La quatrième de couverture éclaircit parfaitement le titre et le propos du livre : « L’anneau merveilleux, […] c’est le kholkhal que portait la mère au temps où juifs et musulmans vivaient séparés, mais ensemble dans cette Algérie qui a disparu » et dont le souvenir va si profondément ensuite marquer la vie et l’œuvre d’Albert Bensoussan, installé aujourd’hui à Rennes où il vit et enseigne à l’université depuis 1963.
Albert Bensoussan, L’anneau. Al Manar, 116 p., 20 €
Sa propre mère, tout imbibée qu’elle fût, à l’origine, d’un mélange spécifique de culture hébraïque et de croyances populaires locales, se verra elle aussi amenée à se réfugier en France sous la pression des événements, non sans ressentir une poignante mélancolie. En un certain sens, l’œuvre littéraire d’Albert Bensoussan, écrite en un milieu entièrement distinct de l’espace premier, sera une façon de le retrouver par l’émotion que fait renaître la plume, et qui vibre avec une intensité singulière, fût-ce sous un tout autre climat.
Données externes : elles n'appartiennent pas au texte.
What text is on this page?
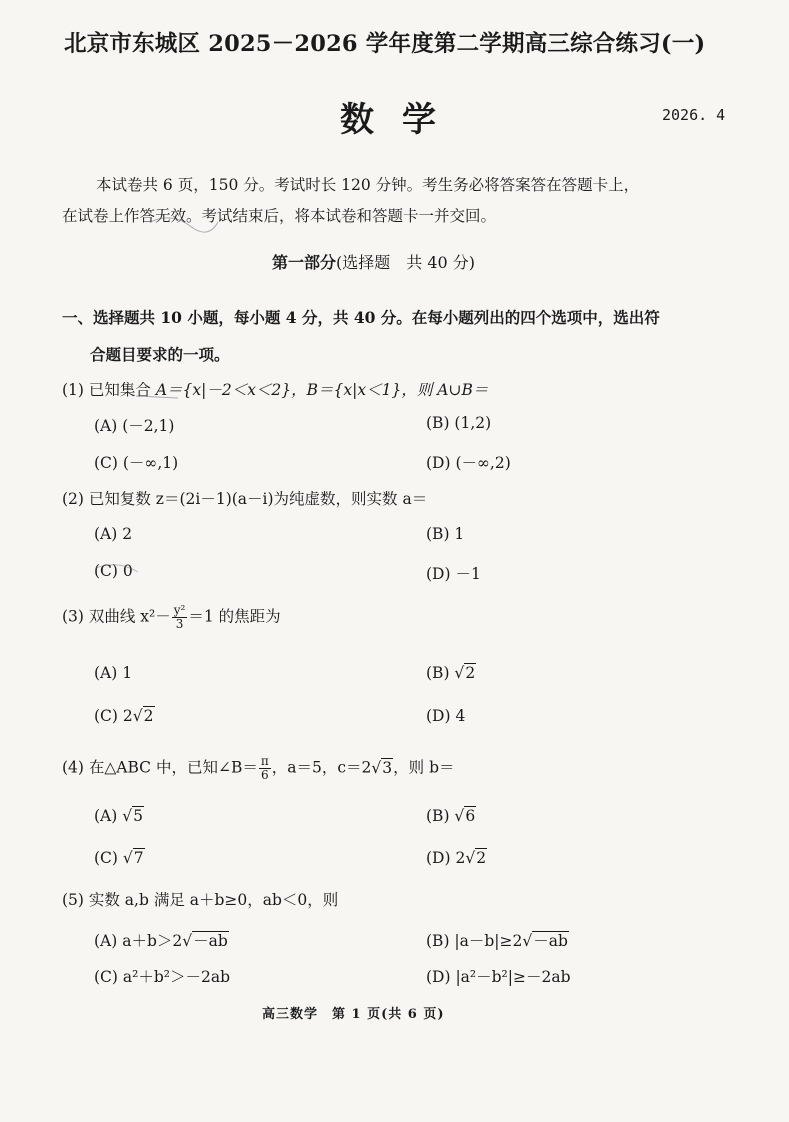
北京市东城区 2025－2026 学年度第二学期高三综合练习(一)
数学	2026. 4
本试卷共 6 页，150 分。考试时长 120 分钟。考生务必将答案答在答题卡上，
在试卷上作答无效。考试结束后，将本试卷和答题卡一并交回。
第一部分(选择题　共 40 分)
一、选择题共 10 小题，每小题 4 分，共 40 分。在每小题列出的四个选项中，选出符
合题目要求的一项。
(1) 已知集合 A＝{x|－2＜x＜2}，B＝{x|x＜1}，则 A∪B＝
(A) (－2,1)	(B) (1,2)
(C) (－∞,1)	(D) (－∞,2)
(2) 已知复数 z＝(2i－1)(a－i)为纯虚数，则实数 a＝
(A) 2	(B) 1
(C) 0	(D) －1
(3) 双曲线 $x^2- \frac{\text{y²}}{3} =1$ 的焦距为
(A) 1	(B) √2
(C) 2√2	(D) 4
(4) 在△ABC 中，已知∠B＝ $\frac{\pi}{6}$ ，a＝5，c＝2√3，则 b＝
(A) √5	(B) √6
(C) √7	(D) 2√2
(5) 实数 a,b 满足 a＋b≥0，ab＜0，则
(A) a＋b＞2√－ab	(B) |a－b|≥2√－ab
(C) a²＋b²＞－2ab	(D) |a²－b²|≥－2ab
高三数学　第 1 页(共 6 页)
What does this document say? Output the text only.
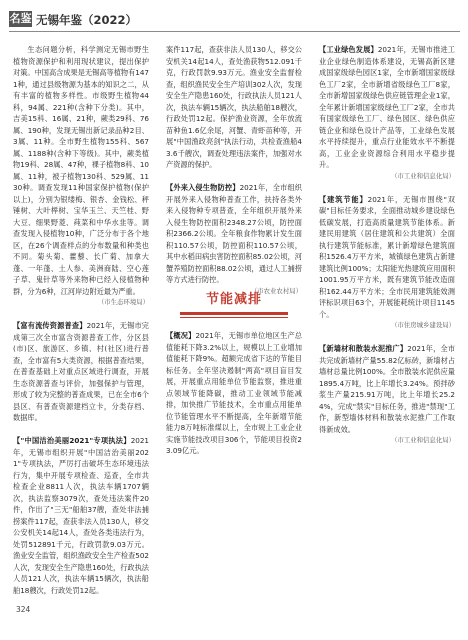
名鉴 无锡年鉴（2022）

生态问题分析，科学测定无锡市野生植物资源保护和利用现状建议，提出保护对策。中国高含成果是无锡高等植物有1471种，通过县级物源为基本的知识之二，从有丰富的植物多样性。市级野生植物44科，94属、221种(含种下分类)。其中，吉美15科、16属、21种，蕨类29科、76属、190种，发现无锡出新记录品种2目、3属、11种。全市野生植物155科、567属、1188种(含种下等级)。其中，蕨类植物19科、28属、47种，裸子植物8科、10属、11种，被子植物130科、529属、1130种。调查发现11种国家保护植物(保护以上)，分别为银缕梅、银杏、金钱松、秤锤树、大叶榉树、宝华玉兰、天竺桂、野大豆、细果野菱、莼菜和中华水韭等。调查发现入侵植物10种，广泛分布于各个地区，在26个调查样点的分布数量和种类也不同。菊头菊、藿藜、长广菊、加拿大蓬、一年蓬、土人参、美洲商陆、空心莲子草、鬼针草等外来物种已经入侵植物种群，分为6种，江河岸边附近最为严重。

（市生态环境局）

【富有流传资源普查】2021年，无锡市完成第三次全市富含资源普查工作，分区县(市)区、旅游区、乡镇、村(社区)进行普查，全市富有5大类资源，根据普查结果，在普查基础上对重点区域进行调查，开展生态资源普查与评价，加强保护与管理，形成了较为完整的普查成果，已在全市6个县区、有普查资源建档立卡，分类存档、数据库。

【"中国洁治美丽2021"专项执法】2021年，无锡市组织开展"中国洁治美丽2021"专项执法，严厉打击破坏生态环境违法行为，集中开展专项检查、巡查，全市共检查企业8811人次，执法车辆1707辆次，执法监察3079次，查处违法案件20件，作出了"三无"船舶37艘，查处非法捕捞案件117起，查获非法入员130人，移交公安机关14起14人，查处各类违法行为，处罚512891千元，行政罚款9.03万元。渔业安全监管，组织渔政安全生产检查502人次，发现安全生产隐患160处，行政执法人员121人次，执法车辆15辆次，执法船舶18艘次，行政处罚12起。

案件117起，查获非法人员130人，移交公安机关14起14人，查处渔获物512.091千克，行政罚款9.93万元。渔业安全监督检查，组织渔民安全生产培训302人次，发现安全生产隐患160处，行政执法人员121人次，执法车辆15辆次，执法船舶18艘次，行政处罚12起。保护渔业资源，全年放流苗种鱼1.6亿余尾，河蟹、青虾苗种等，开展"中国渔政亮剑"执法行动，共检查渔船43.6千艘次，调查处理违法案件，加强对水产资源的保护。

【外来入侵生物防控】2021年，全市组织开展外来入侵物种普查工作，扶持各类外来入侵物种专项普查，全年组织开展外来入侵生物防控面积2348.27公顷，防控面积2366.2公顷。全年粮食作物累计发生面积110.57公顷，防控面积110.57公顷，其中水稻田病虫害防控面积85.02公顷，河蟹养殖防控面积88.02公顷，通过人工捕捞等方式进行防控。

（市农业农村局）
节能减排

【概况】2021年，无锡市单位地区生产总值能耗下降3.2%以上，规模以上工业增加值能耗下降9%。超额完成省下达的节能目标任务。全年坚决遏制"两高"项目盲目发展，开展重点用能单位节能监察，推进重点领域节能降碳，推动工业领域节能减排，加快推广节能技术，全市重点用能单位节能管理水平不断提高，全年新增节能能力8万吨标准煤以上，全市规上工业企业实施节能技改项目306个，节能项目投资23.09亿元。

【工业绿色发展】2021年，无锡市推进工业企业绿色制造体系建设，无锡高新区建成国家级绿色园区1家，全市新增国家级绿色工厂2家，全市新增省级绿色工厂8家，全市新增国家级绿色供应链管理企业1家，全年累计新增国家级绿色工厂2家，全市共有国家级绿色工厂、绿色园区、绿色供应链企业和绿色设计产品等，工业绿色发展水平持续提升，重点行业能效水平不断提高，工业企业资源综合利用水平稳步提升。

（市工业和信息化局）

【建筑节能】2021年，无锡市围绕"双碳"目标任务要求，全面推动城乡建设绿色低碳发展，打造高质量建筑节能体系。新建民用建筑（居住建筑和公共建筑）全面执行建筑节能标准，累计新增绿色建筑面积1526.4万平方米，城镇绿色建筑占新建建筑比例100%；太阳能光热建筑应用面积1001.95万平方米，既有建筑节能改造面积162.44万平方米；全市民用建筑能效测评标识项目63个，开展能耗统计项目1145个。

（市住房城乡建设局）

【新墙材和散装水泥推广】2021年，全市共完成新墙材产量55.82亿标砖，新墙材占墙材总量比例100%。全市散装水泥供应量1895.4万吨，比上年增长3.24%。预拌砂浆生产量215.91万吨，比上年增长25.24%，完成"禁实"目标任务，推进"禁现"工作，新型墙体材料和散装水泥推广工作取得新成效。

（市工业和信息化局）
324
Voilà sans doute pourquoi cette nostalgie initiale imprègne, par toutes sortes de retournements imaginaires, la mémoire et les récits d’Albert Bensoussan, qui sont si souvent marqués par l’heureuse surprise d’impossibles retours ou de paradoxales rêveries. Alors qu’il sait pertinemment que sa mère « repose sous la dalle au cimetière de Pantin », il se plaît à l’imaginer enfant, comme une petite fille qu’il aurait élevée lui-même, « heureuse d’aller à l’école et de maîtriser, enfin, la langue française ». Pour échapper à son désastre intime, il inverse ainsi les rôles. Bien entendu, cette pseudo-dénégation est une de ces pirouettes dont il est friand et qui lui font mieux supporter la douleur ou les imprévus du destin.
Il y a aussi – mais tout de même un peu au second plan – un père qui se voit propulsé dans la métropole par la guerre de 14-18, et dont le retour, après une grave blessure, marque justement la naissance du futur écrivain, en une sorte de victoire personnelle : « Je suis né de ce défi », affirme-t-il. Mais de nouvelles complications ne manqueront pas de surgir avec la Seconde Guerre mondiale et le souci du gouvernement de Vichy de répandre ses lois antisémites jusque sur l’autre rive de la Méditerranée. Le portrait du Maréchal était punaisé dans toutes les classes des écoles, se souvient Bensoussan. Certes, le soudain débarquement des Alliés mettra fin à tout cela mais, par la suite, comme on le sait, ce sont tous les citoyens français qui deviendront indésirables, même s’ils étaient bien loin de tirer quelque profit colonial pour nombre d’entre eux.
Bref, l’Indépendance supposera le départ de tous, riches ou non. « C’est vrai, j’ai fui l’Algérie il y a un demi-siècle », observe Albert Bensoussan, que son nom de famille ne suffisait nullement à protéger comme on pourrait le croire naïvement. Une mélancolie l’assaille en songeant à ce qui fut et à ce qui aurait pu être. Un « rêve récurrent » manifeste une nostalgie : « Nous avons appris ensemble le baiser, Fatiha ». Mais, décidément, de l’Algérie qui fut, toutes les traces sont systématiquement promises à l’oubli.